AKs usually present as an erythematous scale plaque or, or papules, which can invariably present with an irregular border. They are asymptomatic in most instances. The obvious risks of invasion into the dermis are wider metastasis of these cells, and ultimately what constitute the real risk of a squamous cell carcinoma forming out of an AK. This has led to a widespread conclusion that all AKs should be treated.
Field cancerisation is an important concept. For an AK to have developed from ultraviolet ray exposure, an entire area is equally likely to have been affected by this exposure, implying that there may be multiple keratinocytes throughout that region, which might show early dysplastic change. So, field cancerisation implies that it's not just one single area that needs to be considered, it's the entire sun-exposed area.
So when we have a patient who presents with AK, it's important to understand that we might treat the focal area purely because that lesion has converted into a recognisable AK. But if we were to leave the rest of the area, it's understandable that we might see a very high recurrence rate of new lesions which pop up in the future.

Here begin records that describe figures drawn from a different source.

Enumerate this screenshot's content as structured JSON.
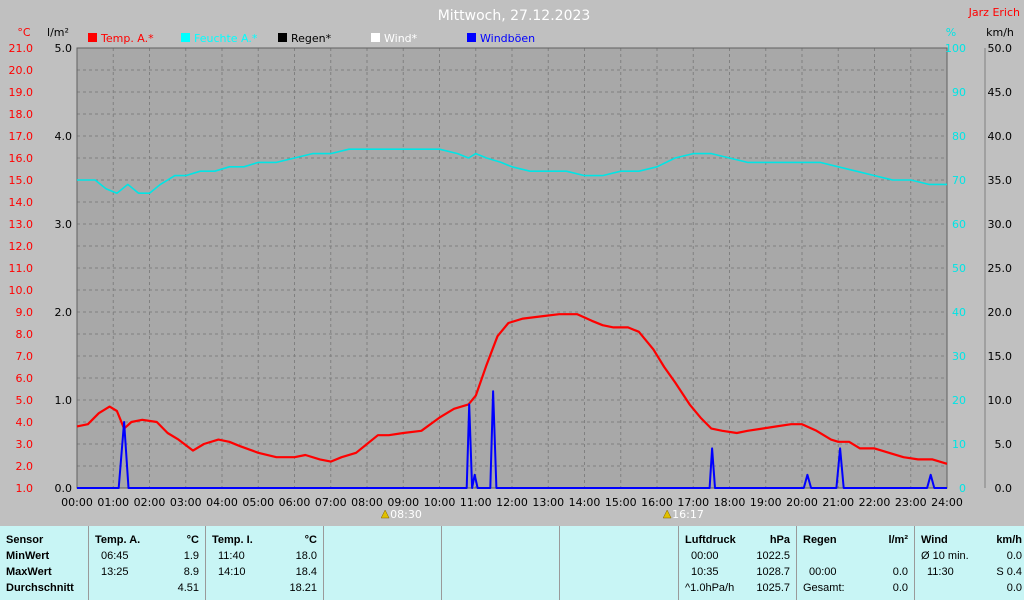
{
  "chart_data": {
    "type": "line",
    "title": "Mittwoch, 27.12.2023",
    "author": "Jarz Erich",
    "legend": [
      {
        "label": "Temp. A.*",
        "color": "#ff0000"
      },
      {
        "label": "Feuchte A.*",
        "color": "#00ffff"
      },
      {
        "label": "Regen*",
        "color": "#000000"
      },
      {
        "label": "Wind*",
        "color": "#ffffff"
      },
      {
        "label": "Windböen",
        "color": "#0000ff"
      }
    ],
    "axes": {
      "temp": {
        "unit": "°C",
        "range": [
          1.0,
          21.0
        ],
        "ticks": [
          "1.0",
          "2.0",
          "3.0",
          "4.0",
          "5.0",
          "6.0",
          "7.0",
          "8.0",
          "9.0",
          "10.0",
          "11.0",
          "12.0",
          "13.0",
          "14.0",
          "15.0",
          "16.0",
          "17.0",
          "18.0",
          "19.0",
          "20.0",
          "21.0"
        ]
      },
      "rain": {
        "unit": "l/m²",
        "range": [
          0.0,
          5.0
        ],
        "ticks": [
          "0.0",
          "1.0",
          "2.0",
          "3.0",
          "4.0",
          "5.0"
        ]
      },
      "humidity": {
        "unit": "%",
        "range": [
          0,
          100
        ],
        "ticks": [
          "0",
          "10",
          "20",
          "30",
          "40",
          "50",
          "60",
          "70",
          "80",
          "90",
          "100"
        ]
      },
      "wind": {
        "unit": "km/h",
        "range": [
          0.0,
          50.0
        ],
        "ticks": [
          "0.0",
          "5.0",
          "10.0",
          "15.0",
          "20.0",
          "25.0",
          "30.0",
          "35.0",
          "40.0",
          "45.0",
          "50.0"
        ]
      },
      "x": {
        "range": [
          0,
          24
        ],
        "ticks": [
          "00:00",
          "01:00",
          "02:00",
          "03:00",
          "04:00",
          "05:00",
          "06:00",
          "07:00",
          "08:00",
          "09:00",
          "10:00",
          "11:00",
          "12:00",
          "13:00",
          "14:00",
          "15:00",
          "16:00",
          "17:00",
          "18:00",
          "19:00",
          "20:00",
          "21:00",
          "22:00",
          "23:00",
          "24:00"
        ]
      }
    },
    "sun_events": [
      {
        "label": "08:30",
        "hour": 8.5
      },
      {
        "label": "16:17",
        "hour": 16.28
      }
    ],
    "series": [
      {
        "name": "Temp. A.*",
        "axis": "temp",
        "color": "#ff0000",
        "x": [
          0,
          0.3,
          0.6,
          0.9,
          1.1,
          1.3,
          1.5,
          1.8,
          2.2,
          2.5,
          2.8,
          3.2,
          3.5,
          3.9,
          4.2,
          4.5,
          5.0,
          5.5,
          6.0,
          6.3,
          6.7,
          7.0,
          7.3,
          7.7,
          8.0,
          8.3,
          8.6,
          9.0,
          9.5,
          10.0,
          10.4,
          10.8,
          11.0,
          11.3,
          11.6,
          11.9,
          12.3,
          12.8,
          13.3,
          13.8,
          14.2,
          14.5,
          14.8,
          15.2,
          15.5,
          15.9,
          16.2,
          16.5,
          16.9,
          17.2,
          17.5,
          17.8,
          18.2,
          18.5,
          18.9,
          19.3,
          19.7,
          20.0,
          20.4,
          20.8,
          21.0,
          21.3,
          21.6,
          22.0,
          22.4,
          22.8,
          23.2,
          23.6,
          24.0
        ],
        "y": [
          3.8,
          3.9,
          4.4,
          4.7,
          4.5,
          3.7,
          4.0,
          4.1,
          4.0,
          3.5,
          3.2,
          2.7,
          3.0,
          3.2,
          3.1,
          2.9,
          2.6,
          2.4,
          2.4,
          2.5,
          2.3,
          2.2,
          2.4,
          2.6,
          3.0,
          3.4,
          3.4,
          3.5,
          3.6,
          4.2,
          4.6,
          4.8,
          5.2,
          6.6,
          7.9,
          8.5,
          8.7,
          8.8,
          8.9,
          8.9,
          8.6,
          8.4,
          8.3,
          8.3,
          8.1,
          7.3,
          6.5,
          5.8,
          4.8,
          4.2,
          3.7,
          3.6,
          3.5,
          3.6,
          3.7,
          3.8,
          3.9,
          3.9,
          3.6,
          3.2,
          3.1,
          3.1,
          2.8,
          2.8,
          2.6,
          2.4,
          2.3,
          2.3,
          2.1
        ]
      },
      {
        "name": "Feuchte A.*",
        "axis": "humidity",
        "color": "#00e5e5",
        "x": [
          0,
          0.5,
          0.8,
          1.1,
          1.4,
          1.7,
          2.0,
          2.3,
          2.7,
          3.0,
          3.4,
          3.8,
          4.2,
          4.6,
          5.0,
          5.5,
          6.0,
          6.5,
          7.0,
          7.5,
          8.0,
          8.5,
          9.0,
          9.5,
          10.0,
          10.5,
          10.8,
          11.0,
          11.3,
          11.7,
          12.0,
          12.5,
          13.0,
          13.5,
          14.0,
          14.5,
          15.0,
          15.5,
          16.0,
          16.5,
          17.0,
          17.5,
          18.0,
          18.5,
          19.0,
          19.5,
          20.0,
          20.5,
          21.0,
          21.5,
          22.0,
          22.5,
          23.0,
          23.5,
          24.0
        ],
        "y": [
          70,
          70,
          68,
          67,
          69,
          67,
          67,
          69,
          71,
          71,
          72,
          72,
          73,
          73,
          74,
          74,
          75,
          76,
          76,
          77,
          77,
          77,
          77,
          77,
          77,
          76,
          75,
          76,
          75,
          74,
          73,
          72,
          72,
          72,
          71,
          71,
          72,
          72,
          73,
          75,
          76,
          76,
          75,
          74,
          74,
          74,
          74,
          74,
          73,
          72,
          71,
          70,
          70,
          69,
          69
        ]
      },
      {
        "name": "Windböen",
        "axis": "wind",
        "color": "#0000ff",
        "x": [
          0,
          1.15,
          1.3,
          1.42,
          1.55,
          10.75,
          10.82,
          10.9,
          10.97,
          11.05,
          11.12,
          11.18,
          11.25,
          11.3,
          11.4,
          11.48,
          11.57,
          11.65,
          17.45,
          17.52,
          17.6,
          17.68,
          20.05,
          20.15,
          20.25,
          20.95,
          21.05,
          21.15,
          23.45,
          23.55,
          23.65,
          24.0
        ],
        "y": [
          0,
          0,
          7.5,
          0,
          0,
          0,
          9.5,
          0,
          1.5,
          0,
          0,
          0,
          0,
          0,
          0,
          11.0,
          0,
          0,
          0,
          4.5,
          0,
          0,
          0,
          1.5,
          0,
          0,
          4.5,
          0,
          0,
          1.5,
          0,
          0
        ]
      }
    ]
  },
  "table": {
    "sensor": {
      "header": "Sensor",
      "rows": [
        "MinWert",
        "MaxWert",
        "Durchschnitt"
      ]
    },
    "temp_a": {
      "header": "Temp. A.",
      "unit": "°C",
      "rows": [
        {
          "time": "06:45",
          "value": "1.9"
        },
        {
          "time": "13:25",
          "value": "8.9"
        },
        {
          "time": "",
          "value": "4.51"
        }
      ]
    },
    "temp_i": {
      "header": "Temp. I.",
      "unit": "°C",
      "rows": [
        {
          "time": "11:40",
          "value": "18.0"
        },
        {
          "time": "14:10",
          "value": "18.4"
        },
        {
          "time": "",
          "value": "18.21"
        }
      ]
    },
    "pressure": {
      "header": "Luftdruck",
      "unit": "hPa",
      "rows": [
        {
          "time": "00:00",
          "value": "1022.5"
        },
        {
          "time": "10:35",
          "value": "1028.7"
        },
        {
          "time": "^1.0hPa/h",
          "value": "1025.7"
        }
      ]
    },
    "rain": {
      "header": "Regen",
      "unit": "l/m²",
      "rows": [
        {
          "time": "",
          "value": ""
        },
        {
          "time": "00:00",
          "value": "0.0"
        },
        {
          "time": "Gesamt:",
          "value": "0.0"
        }
      ]
    },
    "wind": {
      "header": "Wind",
      "unit": "km/h",
      "rows": [
        {
          "time": "Ø 10 min.",
          "value": "0.0"
        },
        {
          "time": "11:30",
          "value": "S 0.4"
        },
        {
          "time": "",
          "value": "0.0"
        }
      ]
    }
  }
}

If you have had a patient who is successfully treated, it's imperative that they have frequent and detailed review of their skin, notably in the sun-exposed areas for the new occurrence of these lesions.
Sunscreen is probably the most useful modality in the prevention of AKs and subsequent skin cancers. If you look at the laboratory SPF on the tube and you compare that to the real-life SPF that a patient may enjoy by using the product data shows us that patients typically only get about half of the rating on the tube, purely because they don't apply enough, they don't reapply, they sweat it off. This leads us to the question – is sunscreen alone enough?
The takeaway is that current offerings to consumers are probably not sufficient, and there is definitely impetus of more and more universities, notably in Australia, to look at alternative or adjunctive ways to add to the prevention protocols for these patients. As consequence of the phase three on track trial, oral nicotinamide has been looked at far closer, mainly because it is a very inexpensive treatment. It also has virtually no side effect profile. It can be used by virtually any patient, and yet through the phase 3 results show significant improvement in the risk of developing future AKs and even non-melanoma skin cancer. Nicotinamide significantly enhances DNA repair and prevents the intensive immune suppression in skin. It is an anti-inflammatory as a well as an ability to significantly increase cellular energy levels. This all from the same compound that can be taken very safely at this dose presents a very compelling argument. Combined therapies with oral nicotinamide may be a very useful adjunct to further reduce the risk in these patients.